Dr Hare's timetable shows the impacts of climate change multiplying rapidly as average global temperature goes up, towards 1C above levels before the industrial revolution, then to 2C, and then 3C.

 

As present world temperatures are already 0.7C above the pre-industrial level, the process is well under way. In the near future - the next 25 years - as the temperature climbs to the 1C mark, some specialised ecosystems will start to feel stress, such as the tropical highland forests of Queensland, which contain a large number of Australia's endemic plant species, and the succulent karoo plant region of South Africa. In some developing countries, food production will start to decline, water shortage problems will worsen and there will be net losses in GDP.

 

It is when the temperature moves up to 2C above the pre-industrial level, expected in the middle of this century - within the lifetime of many people alive today - that serious effects start to come thick and fast, studies suggest.

 

Substantial losses of Arctic sea ice will threaten species such as polar bears and walruses, while in tropical regions "bleaching" of coral reefs will become more frequent - when the animals that live in the coral are forced out by high temperatures and the reef may die.
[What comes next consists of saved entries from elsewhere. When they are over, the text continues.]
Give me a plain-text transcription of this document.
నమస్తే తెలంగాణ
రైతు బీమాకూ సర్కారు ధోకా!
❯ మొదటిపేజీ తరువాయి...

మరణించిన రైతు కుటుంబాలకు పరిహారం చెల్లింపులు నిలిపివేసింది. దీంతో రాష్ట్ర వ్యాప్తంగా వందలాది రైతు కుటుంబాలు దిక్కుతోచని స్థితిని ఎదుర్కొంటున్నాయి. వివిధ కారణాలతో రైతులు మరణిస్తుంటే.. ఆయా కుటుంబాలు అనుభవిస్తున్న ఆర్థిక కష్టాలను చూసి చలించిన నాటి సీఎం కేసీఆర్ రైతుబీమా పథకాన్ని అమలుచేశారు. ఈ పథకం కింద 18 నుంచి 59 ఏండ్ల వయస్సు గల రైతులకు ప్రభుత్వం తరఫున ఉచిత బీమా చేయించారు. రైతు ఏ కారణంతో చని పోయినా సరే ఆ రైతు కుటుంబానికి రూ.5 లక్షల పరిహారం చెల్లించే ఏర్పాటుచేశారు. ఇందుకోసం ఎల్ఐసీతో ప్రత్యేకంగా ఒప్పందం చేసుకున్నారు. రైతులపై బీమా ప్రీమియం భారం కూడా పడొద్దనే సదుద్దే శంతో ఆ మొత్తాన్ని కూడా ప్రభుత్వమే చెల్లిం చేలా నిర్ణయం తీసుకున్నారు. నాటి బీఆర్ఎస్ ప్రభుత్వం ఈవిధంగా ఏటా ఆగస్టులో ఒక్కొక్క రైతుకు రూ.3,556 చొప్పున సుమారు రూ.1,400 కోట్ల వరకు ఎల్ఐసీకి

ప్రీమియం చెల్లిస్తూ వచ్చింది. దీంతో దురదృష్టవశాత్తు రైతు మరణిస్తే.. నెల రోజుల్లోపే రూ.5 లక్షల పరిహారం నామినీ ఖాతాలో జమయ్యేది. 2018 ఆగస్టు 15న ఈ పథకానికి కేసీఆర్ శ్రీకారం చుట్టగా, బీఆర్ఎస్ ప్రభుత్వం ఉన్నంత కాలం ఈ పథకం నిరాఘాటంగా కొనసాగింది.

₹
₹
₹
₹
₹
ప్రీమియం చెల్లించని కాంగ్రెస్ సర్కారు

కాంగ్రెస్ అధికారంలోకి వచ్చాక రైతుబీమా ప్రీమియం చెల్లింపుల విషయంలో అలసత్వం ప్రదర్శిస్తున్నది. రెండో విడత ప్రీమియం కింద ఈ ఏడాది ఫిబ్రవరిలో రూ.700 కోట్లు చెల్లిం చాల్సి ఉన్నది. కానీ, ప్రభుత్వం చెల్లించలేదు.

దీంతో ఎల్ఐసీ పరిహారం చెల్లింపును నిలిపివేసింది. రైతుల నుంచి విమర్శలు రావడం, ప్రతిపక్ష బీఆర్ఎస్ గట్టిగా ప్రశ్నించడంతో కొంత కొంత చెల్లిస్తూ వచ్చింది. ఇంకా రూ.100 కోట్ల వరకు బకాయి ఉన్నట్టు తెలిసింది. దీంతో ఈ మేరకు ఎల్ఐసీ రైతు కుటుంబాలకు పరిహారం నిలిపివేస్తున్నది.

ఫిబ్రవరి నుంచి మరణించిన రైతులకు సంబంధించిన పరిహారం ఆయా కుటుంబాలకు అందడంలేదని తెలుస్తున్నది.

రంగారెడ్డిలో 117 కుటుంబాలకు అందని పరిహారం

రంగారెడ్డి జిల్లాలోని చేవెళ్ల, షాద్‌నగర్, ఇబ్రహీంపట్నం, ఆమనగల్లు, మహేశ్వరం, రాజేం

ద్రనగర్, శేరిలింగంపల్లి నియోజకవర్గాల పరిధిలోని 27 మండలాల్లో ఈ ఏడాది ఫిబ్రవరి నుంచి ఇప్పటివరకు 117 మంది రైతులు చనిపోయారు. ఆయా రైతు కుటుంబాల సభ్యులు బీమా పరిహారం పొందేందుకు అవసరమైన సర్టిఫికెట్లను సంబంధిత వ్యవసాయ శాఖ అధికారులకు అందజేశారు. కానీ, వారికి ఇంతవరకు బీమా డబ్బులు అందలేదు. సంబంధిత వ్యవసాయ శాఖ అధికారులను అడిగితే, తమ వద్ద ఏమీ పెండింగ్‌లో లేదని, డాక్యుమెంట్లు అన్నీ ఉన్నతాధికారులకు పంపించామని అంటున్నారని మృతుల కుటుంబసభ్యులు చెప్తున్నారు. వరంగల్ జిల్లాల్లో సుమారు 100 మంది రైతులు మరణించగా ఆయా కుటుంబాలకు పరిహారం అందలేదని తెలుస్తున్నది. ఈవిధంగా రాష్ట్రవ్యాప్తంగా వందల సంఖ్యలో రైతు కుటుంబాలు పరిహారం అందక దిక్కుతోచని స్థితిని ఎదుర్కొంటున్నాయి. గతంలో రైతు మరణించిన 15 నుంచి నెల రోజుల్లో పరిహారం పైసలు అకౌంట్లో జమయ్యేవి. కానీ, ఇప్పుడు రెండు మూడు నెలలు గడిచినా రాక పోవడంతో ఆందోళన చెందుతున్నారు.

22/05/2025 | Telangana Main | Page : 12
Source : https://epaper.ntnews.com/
Mediterranean regions will be hit by more forest fires and insect pests, while in regions of the US such as the Rockies, rivers may become too warm for trout and salmon.

 

In South Africa, the Fynbos, the world's most remarkable floral kingdom which has more than 8,000 endemic wild flowers, will start to lose its species, as will alpine areas from Europe to Australia; the broad-leaved forests of China will start to die. The numbers at risk from hunger will increase and another billion and a half people will face water shortages, and GDP losses in some developing countries will become significant.

 

But when the temperature moves up to the 3C level, expected in the early part of the second half of the century, these effects will become critical. There is likely to be irreversible damage to the Amazon rainforest, leading to its collapse, and the complete destruction of coral reefs is likely to be widespread.

 

The alpine flora of Europe, Australia and New Zealand will probably disappear completely, with increasing numbers of extinctions of other plant species. There will be severe losses of China's broadleaved forests, and in South Africa the flora of the Succulent Karoo will be destroyed, and the flora of the Fynbos will be hugely damaged.

 

There will be a rapid increase in populations exposed to hunger, with up to 5.5 billion people living in regions with large losses in crop production, while another 3 billion people will have increased risk of water shortages.

 

Above the 3C raised level, which may be after 2070, the effects will be catastrophic: the Arctic sea ice will disappear, and species such as polar bears and walruses may disappear with it, while the main prey species of Arctic carnivores, such as wolves, Arctic foxes and the collared lemming, will have gone from 80 per cent of their range, critically endangering predators.

 

In human terms there is likely to be catastrophe too, with water stress becoming even worse, and whole regions becoming unsuitable for producing food, while there will be substantial impacts on global GDP.